Nensi Dojaka thinks she’s seen pretty much every image from the ’90s now. The London-based Albanian designer has often drawn from the era in the creation of her wispy little party dresses that, beautiful and barely-there, first caught the eye of the fashion industry back in 2019 when they were shown in Central Saint Martins’ MA showcase in London.
“I actually had an image from the ’60s this time, which has nothing to do with my aesthetic,” explains Dojaka the day after her first solo London Fashion Week show, her Spring 2022 collection, which took place on Friday afternoon. “It was super random, but there was this flower detail that I really liked; maybe I should develop this.”
The graphic bloom appeared as a central motif on tights, stockings, and tailoring or as a clever twist of mesh across stomachs and thighs of her draped and deconstructed looks. Dojaka had wanted to expand upon her boudoir-esque offering, which she describes as “minimal but intricate,” adding something more casual and accessible. Tailored jackets provided a contrast to the very feminine and very delicate pieces: dresses pieced together from silk, tulle, organic georgette, organza, and lightweight wools.
Jean Campbell and Lindsey Wixson were among the models who took to the catwalk in the Old Selfridges Hotel show space just off Oxford Street in central London, with Sabrina Elba sitting front row. “[It was] more pressure than I thought after the LVMH Prize, but it was great,” recalls Dojaka of her independent sojourn. Previously, she had shown her collections via the talent incubator program Fashion East, whose alumni include Kim Jones, Simone Rocha, and Wales Bonner.
It was earlier in the month of September when the designer experienced another major career coup: scooping said 2021 LVMH Prize, a prestigious industry accolade — judged by Virgil Abloh, Jonathan Anderson, Maria Grazia Chiuri, Marc Jacobs, Kim Jones, and Stella McCartney, and from which she receives a 300,000-euro endowment. She describes winning as being “unexpected, emotional, a lot of feelings, even now.” And explains: “I’m trying not to be over-excited and, you know, keep my feet on the ground, take one step at a time because it’s very important to… you can fly too quick.”
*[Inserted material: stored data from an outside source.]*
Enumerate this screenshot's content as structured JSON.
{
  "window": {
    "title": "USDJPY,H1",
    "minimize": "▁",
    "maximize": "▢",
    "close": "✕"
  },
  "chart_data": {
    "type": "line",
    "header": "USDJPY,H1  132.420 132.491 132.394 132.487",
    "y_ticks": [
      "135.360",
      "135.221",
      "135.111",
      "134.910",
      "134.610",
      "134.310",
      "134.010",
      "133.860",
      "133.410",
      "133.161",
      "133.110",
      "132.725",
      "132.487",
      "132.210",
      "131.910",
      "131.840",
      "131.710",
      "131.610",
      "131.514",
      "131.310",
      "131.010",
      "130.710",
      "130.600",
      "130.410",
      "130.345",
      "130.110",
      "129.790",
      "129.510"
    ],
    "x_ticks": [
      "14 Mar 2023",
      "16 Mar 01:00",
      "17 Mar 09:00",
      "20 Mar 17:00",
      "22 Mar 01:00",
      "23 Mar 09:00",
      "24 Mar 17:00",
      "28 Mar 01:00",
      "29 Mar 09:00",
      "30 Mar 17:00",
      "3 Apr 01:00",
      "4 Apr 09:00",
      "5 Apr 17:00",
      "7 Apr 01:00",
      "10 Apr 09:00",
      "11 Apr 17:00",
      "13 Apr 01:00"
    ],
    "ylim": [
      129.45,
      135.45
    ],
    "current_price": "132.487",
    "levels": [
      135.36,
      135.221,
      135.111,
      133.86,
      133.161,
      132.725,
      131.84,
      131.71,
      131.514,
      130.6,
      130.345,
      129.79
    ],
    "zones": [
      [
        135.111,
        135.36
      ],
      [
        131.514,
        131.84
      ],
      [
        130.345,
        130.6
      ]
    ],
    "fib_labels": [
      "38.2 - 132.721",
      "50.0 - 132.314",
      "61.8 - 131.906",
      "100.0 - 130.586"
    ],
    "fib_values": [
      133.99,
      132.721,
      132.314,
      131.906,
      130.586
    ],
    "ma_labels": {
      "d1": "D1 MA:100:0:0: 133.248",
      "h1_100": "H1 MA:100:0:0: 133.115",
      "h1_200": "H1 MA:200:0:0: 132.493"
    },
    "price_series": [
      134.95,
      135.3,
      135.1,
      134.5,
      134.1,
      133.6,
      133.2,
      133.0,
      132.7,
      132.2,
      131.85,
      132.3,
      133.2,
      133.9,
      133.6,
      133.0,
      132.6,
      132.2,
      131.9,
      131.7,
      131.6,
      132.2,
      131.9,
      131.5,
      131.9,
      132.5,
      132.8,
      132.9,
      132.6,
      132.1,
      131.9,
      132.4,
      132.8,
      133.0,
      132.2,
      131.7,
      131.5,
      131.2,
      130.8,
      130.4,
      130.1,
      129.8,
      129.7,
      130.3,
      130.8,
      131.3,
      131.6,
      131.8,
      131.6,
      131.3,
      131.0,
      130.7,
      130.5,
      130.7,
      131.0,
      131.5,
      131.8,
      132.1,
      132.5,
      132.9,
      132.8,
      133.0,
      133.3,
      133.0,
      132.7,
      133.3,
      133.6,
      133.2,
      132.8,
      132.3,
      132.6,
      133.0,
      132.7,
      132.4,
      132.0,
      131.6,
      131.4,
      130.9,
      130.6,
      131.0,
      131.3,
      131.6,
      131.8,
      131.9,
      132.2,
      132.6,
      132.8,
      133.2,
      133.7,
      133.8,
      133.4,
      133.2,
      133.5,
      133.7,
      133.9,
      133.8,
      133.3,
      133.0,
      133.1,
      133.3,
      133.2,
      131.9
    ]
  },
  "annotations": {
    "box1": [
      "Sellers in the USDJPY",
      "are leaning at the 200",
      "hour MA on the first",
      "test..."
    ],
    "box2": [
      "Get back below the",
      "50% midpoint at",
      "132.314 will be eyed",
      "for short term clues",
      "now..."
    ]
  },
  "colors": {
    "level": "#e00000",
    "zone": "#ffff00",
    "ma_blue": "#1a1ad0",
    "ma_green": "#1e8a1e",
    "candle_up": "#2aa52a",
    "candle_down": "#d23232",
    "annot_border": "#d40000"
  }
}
Dojaka, whose namesake brand boasts such celebrity fans as Rihanna, Dua Lipa, Bella Hadid, and more, didn’t ever intend to become a fashion designer per se. “I was always drawing because my parents were sending me to drawing classes; that meant I was always doing some form of art,” she says. “But then when I did the foundation at Saint Martins, the tutors suggested that I study lingerie because I was always doing these tiny things.” Which is an apt description of her now signature dainty bra dresses.
She next went to London College of Fashion in 2013, where she would learn the technicalities of lingerie. It’s an element that makes her designs stand out, exacting in their fit and elegance. Sensuality, not sexuality, is a key word for Dojaka.
In 2017, she headed to Central Saint Martins for the MA. “They were completely different to be honest,” she says of the two fashion schools, which are both well-known for their own specialisms. It was the combination of the two that worked to provide the perfect grounding for what would become Dojaka’s eponymous label — even though, that too, was never originally on the cards.
“It was not so dreamy at first,” she says of her journey. Meaning it was more pragmatic than it was whimsical. Such was the success of her MA collection that Dojaka received orders from Montreal-based online retailer Ssense. The best way to fulfill them was to launch a label, for which she received support also from the British Fashion Council. “And then it just happened,” she explains. The designer was soon picked up by Fashion East, and her stockist list would continue to grow. “When you start something and you invest your soul in it, you just have to make it happen.” (On Monday, just a few days after her LVMH Prize win and her runway show in London, Ssense announced the release of an exclusive collection by the designer.)
It helps that Dojaka is nothing if not pragmatic herself. When I ask her about the newly revealed Spring 2022 collection, she’s already evaluating how it could be better, what she could improve, and what she’ll do next time. She thinks something was missing, maybe accessories (there would certainly be a huge demand for them). “I’m still taking one step at a time,” she says. “So, next season, maybe I’ll add only one new thing but not everything because it’s better to do it slow and right.”
She has also found a friend and confidante in the designer Alessandro Dell’Acqua, with whom a collaboration was recently announced. Dojaka will create a capsule collection interpreting his No.21 brand’s codes. “He’s just the nicest person,” she says. “I was always looking at his work and I was always following him, and then when he started writing to me, of course it felt really special.”
The pandemic, she says, has made her stronger professionally and personally. “I definitely feel like I’ve changed completely. I was shy, completely not confident, and now, I mean, I got through all of this, I can talk about it.”
That said, like most designers, she’s still not keen on having her picture taken or taking her bow at the end of the show — albeit to a whooping and cheering audience, who very clearly delighted in this debut.